Un fenomeno analogo si è verificato negli USA nelle diagnosi di ADHD (Sindrome da iperattività ed attenzione), diagnosi che in percentuale diminuivano all'aumentare della distanza dalle università impegnate nella ricerca proprio su tale fronte. Si potrebbe ipotizzare un effetto correlato alle conoscenze specifiche degli operatori. Più vicino ci si trova ai centri di irradiazione delle "conoscenze" specialistiche relative ai protocolli diagnostici, e maggiore è l'attenzione che viene rivolta nel cercare di individuare soggetti passibili di diagnosi.
A Modena, per esempio, l'università è all'avanguardia nella ricerca precoce dei bambini con presunti DSA. A questo scopo una apposita convenzione tra Azienda Sanitaria Locale e scuole primarie della provincia permette di sottoporre a pre test diagnostici tutti i bambini delle classi prime delle scuole primarie della provincia.
È da poco stato stipulato un'ennesima convenzione tra le scuole medie inferiori della città di Modena per un'analoga iniziativa. A novembre di quest'anno tutti i bambini delle classi prime verranno sottoposti a pre test diagnostici, e nel caso indirizzati al servizio di neuropsichiatria infantile della ASL.
Questo invio in massa ingolferà le code di attesa e molti genitori, messi in ansia dalle comunicazioni giunte dalla scuola, presumibilmente si rivolgeranno a professionisti, psicologi e psichiatri, che potranno così beneficiare economicamente di questa iniziativa.
Dove questi meccanismi non sono ancora stati creati è parecchio più debole la spinta alla medicalizzazione dei problemi scolastici.

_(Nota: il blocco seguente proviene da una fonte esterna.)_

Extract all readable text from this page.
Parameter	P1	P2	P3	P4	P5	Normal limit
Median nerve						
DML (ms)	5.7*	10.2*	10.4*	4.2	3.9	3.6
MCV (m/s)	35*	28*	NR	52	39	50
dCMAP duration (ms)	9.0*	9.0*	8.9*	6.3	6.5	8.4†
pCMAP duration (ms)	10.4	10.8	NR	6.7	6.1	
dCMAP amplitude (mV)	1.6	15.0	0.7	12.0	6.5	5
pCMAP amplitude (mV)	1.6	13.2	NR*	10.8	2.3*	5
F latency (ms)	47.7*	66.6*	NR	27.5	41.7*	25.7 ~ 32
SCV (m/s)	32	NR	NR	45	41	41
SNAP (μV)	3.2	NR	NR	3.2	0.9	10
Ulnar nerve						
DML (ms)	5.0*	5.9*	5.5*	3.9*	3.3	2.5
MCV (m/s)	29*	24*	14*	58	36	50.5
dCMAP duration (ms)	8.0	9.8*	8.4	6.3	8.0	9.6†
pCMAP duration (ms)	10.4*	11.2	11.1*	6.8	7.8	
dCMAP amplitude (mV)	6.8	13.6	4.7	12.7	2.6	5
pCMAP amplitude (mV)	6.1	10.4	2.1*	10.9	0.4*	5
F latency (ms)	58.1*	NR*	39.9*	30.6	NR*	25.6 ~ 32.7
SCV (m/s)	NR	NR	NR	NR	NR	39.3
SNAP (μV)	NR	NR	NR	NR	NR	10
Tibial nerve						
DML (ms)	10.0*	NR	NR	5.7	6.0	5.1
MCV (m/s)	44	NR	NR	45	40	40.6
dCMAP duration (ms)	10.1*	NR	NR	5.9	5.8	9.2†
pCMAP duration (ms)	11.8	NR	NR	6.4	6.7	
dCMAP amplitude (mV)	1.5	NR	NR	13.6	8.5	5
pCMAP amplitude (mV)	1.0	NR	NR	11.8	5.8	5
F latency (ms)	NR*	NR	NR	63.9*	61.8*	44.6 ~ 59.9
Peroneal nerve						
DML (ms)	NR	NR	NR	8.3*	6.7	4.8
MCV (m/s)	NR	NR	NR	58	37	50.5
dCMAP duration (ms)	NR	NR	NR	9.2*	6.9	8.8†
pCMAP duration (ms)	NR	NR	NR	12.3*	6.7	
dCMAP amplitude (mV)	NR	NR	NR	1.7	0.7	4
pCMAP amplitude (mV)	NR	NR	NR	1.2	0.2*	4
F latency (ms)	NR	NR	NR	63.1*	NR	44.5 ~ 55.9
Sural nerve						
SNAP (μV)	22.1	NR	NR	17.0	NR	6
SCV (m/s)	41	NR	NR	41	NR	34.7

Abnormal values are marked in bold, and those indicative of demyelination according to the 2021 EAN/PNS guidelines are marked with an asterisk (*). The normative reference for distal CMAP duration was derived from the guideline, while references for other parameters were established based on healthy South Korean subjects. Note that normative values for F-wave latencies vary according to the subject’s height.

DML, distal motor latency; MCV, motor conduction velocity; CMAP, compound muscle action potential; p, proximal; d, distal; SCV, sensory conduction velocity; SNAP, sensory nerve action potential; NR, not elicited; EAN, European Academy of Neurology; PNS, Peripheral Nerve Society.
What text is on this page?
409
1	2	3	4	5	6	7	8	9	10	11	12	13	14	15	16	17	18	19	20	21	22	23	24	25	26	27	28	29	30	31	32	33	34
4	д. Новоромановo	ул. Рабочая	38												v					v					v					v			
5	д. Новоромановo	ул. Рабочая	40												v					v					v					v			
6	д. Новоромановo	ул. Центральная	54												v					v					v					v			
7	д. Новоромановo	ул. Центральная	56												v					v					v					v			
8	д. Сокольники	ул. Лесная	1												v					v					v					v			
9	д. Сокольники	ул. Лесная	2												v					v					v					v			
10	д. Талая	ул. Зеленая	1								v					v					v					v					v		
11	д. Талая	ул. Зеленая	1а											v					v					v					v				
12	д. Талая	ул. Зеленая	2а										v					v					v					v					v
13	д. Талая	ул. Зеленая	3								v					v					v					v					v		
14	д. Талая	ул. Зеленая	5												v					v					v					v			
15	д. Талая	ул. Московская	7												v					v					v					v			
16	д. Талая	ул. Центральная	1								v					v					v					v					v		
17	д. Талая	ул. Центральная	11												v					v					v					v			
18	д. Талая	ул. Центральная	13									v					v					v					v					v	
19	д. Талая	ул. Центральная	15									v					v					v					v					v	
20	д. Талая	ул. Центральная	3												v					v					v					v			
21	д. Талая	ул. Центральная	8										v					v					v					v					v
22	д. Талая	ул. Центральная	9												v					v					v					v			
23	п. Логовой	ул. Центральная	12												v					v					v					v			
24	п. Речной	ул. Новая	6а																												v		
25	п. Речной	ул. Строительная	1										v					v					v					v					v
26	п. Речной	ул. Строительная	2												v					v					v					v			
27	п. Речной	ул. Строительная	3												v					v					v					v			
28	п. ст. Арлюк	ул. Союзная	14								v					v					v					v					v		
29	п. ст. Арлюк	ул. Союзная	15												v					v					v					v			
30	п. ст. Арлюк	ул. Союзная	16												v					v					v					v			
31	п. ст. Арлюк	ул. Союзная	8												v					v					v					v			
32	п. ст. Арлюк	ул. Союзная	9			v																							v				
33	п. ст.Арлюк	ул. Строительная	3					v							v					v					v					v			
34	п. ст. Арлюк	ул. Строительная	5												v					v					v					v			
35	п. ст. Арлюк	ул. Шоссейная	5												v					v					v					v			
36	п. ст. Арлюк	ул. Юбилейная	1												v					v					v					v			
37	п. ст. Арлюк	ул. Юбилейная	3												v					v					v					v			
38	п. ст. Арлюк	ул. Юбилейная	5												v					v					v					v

In presenza di difficoltà scolastiche si opera, nei casi migliori, aiutando il bambino con attività di potenziamento didattico e, nei casi peggiori, lasciando ai soli insegnanti il carico della responsabilità dei recuperi. In questi ultimi casi, i più frequenti, la fortuna di incontrare un bravo docente è ancora fondamentale.